© WKK I Anja Kopptisch
KI-Day 2026:
Kärnten verlängert Förderung und baut Services aus
Künstliche Intelligenz ist in Kärntner Betrieben angekommen – und wird zunehmend zum Wettbewerbsfaktor. Bei einer Pressekonferenz in Klagenfurt wurden Unterstützungsangebote vorgestellt, die Unternehmen vom Pilotieren zur Umsetzung bringen sollen. Laut Martin Zandonella, Obmann der Fachgruppe UBIT, nutzt „31 % der Gesamtwirtschaft“ KI aktiv, häufig für Recherche, Textgenerierung und Übersetzungen. Gleichzeitig bremsen fehlende Kompetenzen, rechtliche Unsicherheiten und Datenschutzfragen. „KI bringt nur dann etwas, wenn sie im Unternehmen tatsächlich ankommt“, so Zandonella. Die Wirtschaftskammer setzt dafür auf eine KI-Umsetzungsförderung, ergänzende KI-Guidelines sowie Serviceangebote. Als Schaufenster für Praxis und Kooperationen soll der KI-Day 2026 (5.5.2026 im Lakeside Park Klagenfurt) Wissen bündeln und den Zugang zu Experten erleichtern.
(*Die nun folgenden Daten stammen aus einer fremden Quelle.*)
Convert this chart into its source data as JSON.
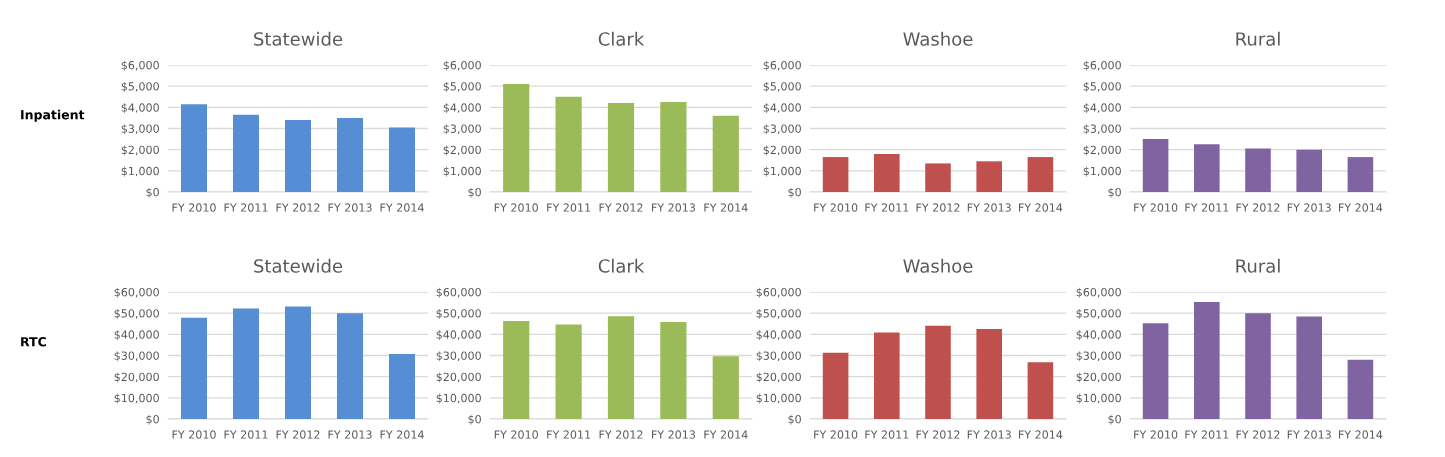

Förderung verlängert, neuer „Förderkompass“ gestartet
Wirtschaftslandesrat Sebastian Schuschnig bezeichnet KI als „zentralen Motor für wirtschaftlichen Erfolg“ und als branchenübergreifenden Wettbewerbsfaktor. Land Kärnten und Wirtschaftskammer haben eine bereits zu Jahresbeginn präsentierte KI-Förderung verlängert und das Angebot erweitert. Neu ist der Förderkompass (foerder-kompass.at) als digitale Orientierungshilfe, die Betrieben eine erste Einschätzung passender Fördermöglichkeiten geben soll. Der Startfokus liegt auf Angeboten des Kärntner Wirtschaftsförderungs Fonds (KWF), eine Erweiterung um weitere Förderstellen ist angekündigt. Parallel sollen Kooperationen mit Forschung und Bildung Fachkräfte sichern – etwa über die Alpen-Adria-Universität Klagenfurt und Studienangebote wie „Robotics & Artificial Intelligence“.
© WKK | Anja Koppitsch
Wissenschaft, BABEG und KWF setzen 2026 KI-Schwerpunkte
Die Standortagentur BABEG sieht KI als Treiber für Innovation und Technologietransfer. Martina Eckerstorfer (DIH-Süd/BABEG) verweist auf das Forschungsumfeld in Kärnten – vom Lakeside Science & Technology Park bis zur Universität und FH – und betont die Rolle des Digital Innovation Hub Süd als Netzwerk für KMU, um KI zu erproben und in Prozesse zu integrieren. Auch der KWF kündigt für 2026 einen Schwerpunkt auf KI an. Vorstand Roland Waldner will mit einem neuen Förderprodukt gezielt Impulse setzen: Unternehmen sollen Anwendungsfelder identifizieren, Use Cases entwickeln und Lösungen im Betrieb umsetzen. Als Vorbereitung wird zudem „Strategie.IMPULS“ genannt, um mit externer Beratung eine KI-Roadmap zu erarbeiten. Der KI-Day 2026 soll diese Aktivitäten sichtbar machen und den Austausch zwischen Wirtschaft, Forschung und öffentlicher Hand bündeln.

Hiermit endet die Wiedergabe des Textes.